Buck Angel tem uma relação bastante confortável com sua identidade de gênero e narra durante o filme os motivos que o fizeram não passar pela faloplastia ou metoidioplastia. No entanto, como é frisado repetidas vezes pelo astro do pornô, não ter um pênis não o faz menos homem. Genitália não define gênero é o ponto e apesar de parecer algo muito simples e fácil de se entender, a realidade é outra e o documentário mostra isso em diversas situações. Vemos a dificuldade de se entender a questão pela expressão chocada – e exagerada – da apresentadora Tyra Banks aos discursos dos familiares do astro pornô. A leitura de e-mails com conteúdo de discurso de ódio e ameaças de morte também é um ponto que merece a devida atenção. O que é obviamente atrelado ao fato de que vivermos em uma sociedade falocêntrica e cissexista e que usualmente tem o equivocado hábito de reduzir pessoas em suas genitálias e em um discurso biológico e religioso. No Brasil a gente aprende isto da pior maneira possível, somos o país com o maior índice de assassinatos de travestis e transexuais segundo pesquisa da ONG Transgender Europe.
Aproveitando que falamos dos discursos dos familiares (mãe, pai e irmã), o que fica claro é uma tensão bastante forte com o Buck e com as escolhas que ele fez na vida, inclusive com sua profissão na indústria do pornô. Enquanto de um outro lado, ao mostrar sua vida naqueles seis anos de registros e seu casamento com Elayne, vemos uma outra fala, com cumplicidade e aceitação mútua.
Diga-se de passagem Elayne Angel merece algumas linhas especiais. Ela é uma das mais importantes profissionais do body piercing e ícone da comunidade da modificação corporal do mundo. Escreveu o livro The Bible Piercing (2009) e tem forte atuação na APP. Estima-se que tenha feito mais de 40.000 perfurações desde 1980. Obviamente que adoraríamos falar mais sobre ela, mas talvez em uma outra oportunidade.
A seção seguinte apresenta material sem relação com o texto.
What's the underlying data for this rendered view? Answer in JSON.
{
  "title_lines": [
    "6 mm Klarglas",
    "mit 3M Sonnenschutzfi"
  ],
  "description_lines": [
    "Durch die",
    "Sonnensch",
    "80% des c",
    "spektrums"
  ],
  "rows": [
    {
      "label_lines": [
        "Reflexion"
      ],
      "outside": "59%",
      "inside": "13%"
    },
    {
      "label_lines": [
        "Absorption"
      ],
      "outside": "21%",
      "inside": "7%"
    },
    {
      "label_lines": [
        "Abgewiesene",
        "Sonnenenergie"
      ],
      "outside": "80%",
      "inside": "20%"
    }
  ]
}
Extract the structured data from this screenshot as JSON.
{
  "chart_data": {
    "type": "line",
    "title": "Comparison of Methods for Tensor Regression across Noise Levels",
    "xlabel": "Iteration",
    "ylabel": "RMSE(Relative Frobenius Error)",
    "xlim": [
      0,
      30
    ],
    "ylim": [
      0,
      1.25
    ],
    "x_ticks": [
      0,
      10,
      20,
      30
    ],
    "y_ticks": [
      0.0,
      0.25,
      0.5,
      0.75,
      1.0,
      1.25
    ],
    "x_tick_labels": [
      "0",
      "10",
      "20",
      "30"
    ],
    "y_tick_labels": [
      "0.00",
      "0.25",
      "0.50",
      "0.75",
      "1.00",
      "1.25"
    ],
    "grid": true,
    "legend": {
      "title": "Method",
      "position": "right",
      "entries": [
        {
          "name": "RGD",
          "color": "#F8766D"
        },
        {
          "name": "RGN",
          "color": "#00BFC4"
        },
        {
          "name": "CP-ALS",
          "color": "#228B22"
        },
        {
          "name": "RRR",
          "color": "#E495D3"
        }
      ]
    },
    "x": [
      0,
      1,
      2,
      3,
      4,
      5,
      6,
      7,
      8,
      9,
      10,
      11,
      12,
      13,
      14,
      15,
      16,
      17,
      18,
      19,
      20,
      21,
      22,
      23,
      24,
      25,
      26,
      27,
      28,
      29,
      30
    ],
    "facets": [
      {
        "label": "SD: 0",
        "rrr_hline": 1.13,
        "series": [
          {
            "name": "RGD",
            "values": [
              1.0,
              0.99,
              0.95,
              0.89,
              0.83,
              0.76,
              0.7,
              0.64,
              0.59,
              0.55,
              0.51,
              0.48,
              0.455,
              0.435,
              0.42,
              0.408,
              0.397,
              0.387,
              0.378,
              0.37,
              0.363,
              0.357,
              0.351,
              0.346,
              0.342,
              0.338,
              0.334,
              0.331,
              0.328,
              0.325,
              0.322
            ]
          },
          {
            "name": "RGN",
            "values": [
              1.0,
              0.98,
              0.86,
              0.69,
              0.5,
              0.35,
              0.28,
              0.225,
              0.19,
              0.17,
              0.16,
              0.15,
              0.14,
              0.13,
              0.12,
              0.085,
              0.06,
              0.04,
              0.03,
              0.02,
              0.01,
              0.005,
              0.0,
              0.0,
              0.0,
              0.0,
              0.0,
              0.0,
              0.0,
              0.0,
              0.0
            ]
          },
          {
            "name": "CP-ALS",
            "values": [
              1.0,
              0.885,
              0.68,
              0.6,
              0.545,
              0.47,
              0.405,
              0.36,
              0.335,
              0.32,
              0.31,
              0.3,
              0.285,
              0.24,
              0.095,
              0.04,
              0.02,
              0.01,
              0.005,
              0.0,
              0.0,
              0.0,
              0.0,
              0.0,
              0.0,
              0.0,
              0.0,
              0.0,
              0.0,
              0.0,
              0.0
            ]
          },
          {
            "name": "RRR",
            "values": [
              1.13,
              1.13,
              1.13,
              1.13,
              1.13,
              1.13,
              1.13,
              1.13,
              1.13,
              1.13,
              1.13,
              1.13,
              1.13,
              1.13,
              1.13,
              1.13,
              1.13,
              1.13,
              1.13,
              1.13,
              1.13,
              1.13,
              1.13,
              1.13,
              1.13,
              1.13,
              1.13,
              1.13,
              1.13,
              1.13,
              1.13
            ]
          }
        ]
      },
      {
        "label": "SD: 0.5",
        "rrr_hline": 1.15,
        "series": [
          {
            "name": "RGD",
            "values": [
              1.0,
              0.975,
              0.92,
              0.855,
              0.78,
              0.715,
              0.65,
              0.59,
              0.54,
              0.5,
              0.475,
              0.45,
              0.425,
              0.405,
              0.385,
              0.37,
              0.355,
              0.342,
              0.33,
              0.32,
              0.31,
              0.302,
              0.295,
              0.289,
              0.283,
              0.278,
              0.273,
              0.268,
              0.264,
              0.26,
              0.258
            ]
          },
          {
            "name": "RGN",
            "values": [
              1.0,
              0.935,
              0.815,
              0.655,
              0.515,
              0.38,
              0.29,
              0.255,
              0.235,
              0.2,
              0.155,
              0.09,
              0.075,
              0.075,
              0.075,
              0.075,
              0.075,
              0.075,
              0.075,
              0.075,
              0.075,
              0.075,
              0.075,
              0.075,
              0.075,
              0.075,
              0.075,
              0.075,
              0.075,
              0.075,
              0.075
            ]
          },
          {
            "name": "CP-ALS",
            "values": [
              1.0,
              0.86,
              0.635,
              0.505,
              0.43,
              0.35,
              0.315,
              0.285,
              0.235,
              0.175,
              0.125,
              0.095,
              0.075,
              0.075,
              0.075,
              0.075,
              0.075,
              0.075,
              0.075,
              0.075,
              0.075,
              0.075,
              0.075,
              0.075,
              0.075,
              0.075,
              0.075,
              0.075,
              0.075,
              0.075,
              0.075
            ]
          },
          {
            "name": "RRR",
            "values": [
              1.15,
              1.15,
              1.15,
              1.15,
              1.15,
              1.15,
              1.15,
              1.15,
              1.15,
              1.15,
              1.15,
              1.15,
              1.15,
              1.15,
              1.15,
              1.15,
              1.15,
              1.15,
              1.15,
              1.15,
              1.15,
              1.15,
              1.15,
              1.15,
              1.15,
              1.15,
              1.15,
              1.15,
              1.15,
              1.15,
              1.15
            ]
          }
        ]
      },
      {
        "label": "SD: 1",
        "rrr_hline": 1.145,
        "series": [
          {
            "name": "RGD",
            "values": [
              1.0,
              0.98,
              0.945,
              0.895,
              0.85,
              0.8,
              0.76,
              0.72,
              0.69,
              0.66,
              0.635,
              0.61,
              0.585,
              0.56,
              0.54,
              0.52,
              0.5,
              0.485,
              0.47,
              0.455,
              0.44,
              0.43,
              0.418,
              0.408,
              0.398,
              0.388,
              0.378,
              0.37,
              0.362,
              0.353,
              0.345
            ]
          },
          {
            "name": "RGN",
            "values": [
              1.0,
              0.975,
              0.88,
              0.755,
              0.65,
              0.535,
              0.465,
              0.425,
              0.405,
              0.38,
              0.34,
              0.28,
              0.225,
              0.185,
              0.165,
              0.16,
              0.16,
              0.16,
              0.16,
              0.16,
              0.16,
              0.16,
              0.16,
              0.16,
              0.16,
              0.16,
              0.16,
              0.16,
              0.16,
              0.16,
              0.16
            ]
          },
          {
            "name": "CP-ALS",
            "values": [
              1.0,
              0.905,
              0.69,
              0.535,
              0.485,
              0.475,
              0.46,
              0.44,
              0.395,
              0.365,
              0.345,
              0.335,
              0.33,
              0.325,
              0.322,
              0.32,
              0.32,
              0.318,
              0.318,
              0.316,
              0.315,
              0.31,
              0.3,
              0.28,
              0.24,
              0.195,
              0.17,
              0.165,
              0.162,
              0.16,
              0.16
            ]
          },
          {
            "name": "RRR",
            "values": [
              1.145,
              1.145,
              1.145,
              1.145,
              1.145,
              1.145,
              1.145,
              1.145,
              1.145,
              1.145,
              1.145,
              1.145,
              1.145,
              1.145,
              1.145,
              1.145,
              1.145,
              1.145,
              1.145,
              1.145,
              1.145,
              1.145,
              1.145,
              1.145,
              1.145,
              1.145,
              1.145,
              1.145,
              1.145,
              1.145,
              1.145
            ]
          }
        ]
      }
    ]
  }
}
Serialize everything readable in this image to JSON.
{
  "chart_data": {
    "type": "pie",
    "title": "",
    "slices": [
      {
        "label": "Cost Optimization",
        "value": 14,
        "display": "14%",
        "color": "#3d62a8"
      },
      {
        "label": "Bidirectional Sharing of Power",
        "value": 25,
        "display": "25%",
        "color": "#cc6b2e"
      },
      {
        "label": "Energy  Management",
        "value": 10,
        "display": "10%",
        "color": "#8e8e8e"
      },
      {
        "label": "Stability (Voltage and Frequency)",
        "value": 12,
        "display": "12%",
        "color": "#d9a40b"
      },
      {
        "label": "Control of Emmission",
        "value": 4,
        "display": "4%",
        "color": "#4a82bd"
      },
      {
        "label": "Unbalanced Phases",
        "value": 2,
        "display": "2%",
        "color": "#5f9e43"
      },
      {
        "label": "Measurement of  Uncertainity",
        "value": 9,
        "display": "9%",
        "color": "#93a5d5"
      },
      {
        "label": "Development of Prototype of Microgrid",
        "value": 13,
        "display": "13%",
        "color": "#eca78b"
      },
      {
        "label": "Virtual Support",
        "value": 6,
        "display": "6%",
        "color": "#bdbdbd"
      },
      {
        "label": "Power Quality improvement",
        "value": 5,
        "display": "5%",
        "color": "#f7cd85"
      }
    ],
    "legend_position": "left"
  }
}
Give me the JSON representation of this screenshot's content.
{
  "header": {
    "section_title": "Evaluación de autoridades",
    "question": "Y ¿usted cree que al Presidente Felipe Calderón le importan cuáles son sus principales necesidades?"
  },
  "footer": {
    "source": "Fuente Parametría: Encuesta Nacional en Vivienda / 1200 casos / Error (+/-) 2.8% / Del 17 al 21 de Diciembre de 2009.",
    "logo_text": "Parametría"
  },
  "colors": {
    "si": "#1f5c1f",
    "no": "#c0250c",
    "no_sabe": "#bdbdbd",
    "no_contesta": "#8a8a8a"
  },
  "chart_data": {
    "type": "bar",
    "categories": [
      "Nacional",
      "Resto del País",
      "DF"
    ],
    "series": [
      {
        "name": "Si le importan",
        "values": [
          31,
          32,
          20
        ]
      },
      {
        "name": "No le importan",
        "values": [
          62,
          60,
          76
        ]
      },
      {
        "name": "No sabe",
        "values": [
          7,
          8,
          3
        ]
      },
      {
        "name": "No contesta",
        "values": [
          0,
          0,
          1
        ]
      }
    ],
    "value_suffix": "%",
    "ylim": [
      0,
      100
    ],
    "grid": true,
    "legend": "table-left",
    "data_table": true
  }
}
Contamos acima da relação confortável de Buck com sua identidade de gênero, mas é algo que nem sempre foi assim. Problemas com álcool e outras drogas como cocaína e crack marcaram a vida do ator. Tentativas de suicídio também marcaram a sua história, em fases – antes de sua transição – que o ódio de si falava mais alto. Sentimento este que foi sendo gradativamente trocado ao passo em que sua transição caminhava através de cirurgia para retirada dos seios, exercícios físicos e uso de testosterona.
Em 2007 Buck Angel ganhou o prêmio de artista transexual do ano pela AVN awards. Através de seus trabalhos na indústria pornô – que como ele deixa claro é muito além de apenas fazer sexo – e militância abriu espaço para tantas pessoas de gêneros variantes. Importante sempre ter em mente que tudo isso vai muito além do pornô. Estamos falando que a existência de Buck e sua visibilidade tem auxiliado muitas pessoas ao redor do mundo. Colaborando e tornando confortável a relação dessas pessoas com seus corpos e subjetividades.
Buck passou a trabalhar ativamente em universidades e com palestras ao redor do globo. Diz que, apesar de clichê, quer mudar o mundo. Isto, principalmente depois de entender que o que ele vinha fazendo estava ajudando muitas pessoas. Tornando esse mundo mais plural ou apenas nos lembrando o que forçosamente querem nos fazer esquecer ou não ver. Diversidade é vida.
O filme ainda nos traz problemas que precisam ser debatidos com mais franqueza. Por exemplo, a manipulação e distorção que a imprensa tem o hábito de fazer, colocando – sempre – as pessoas trans* como abjetas, bizarras e anormais. Buck denuncia o caso em que foi convidado para participar de um programa de televisão em que supostamente contariam a sua história, mas que na verdade tinha a pretensão de explorar de modo sensacionalista possíveis “esquisitices sexuais’.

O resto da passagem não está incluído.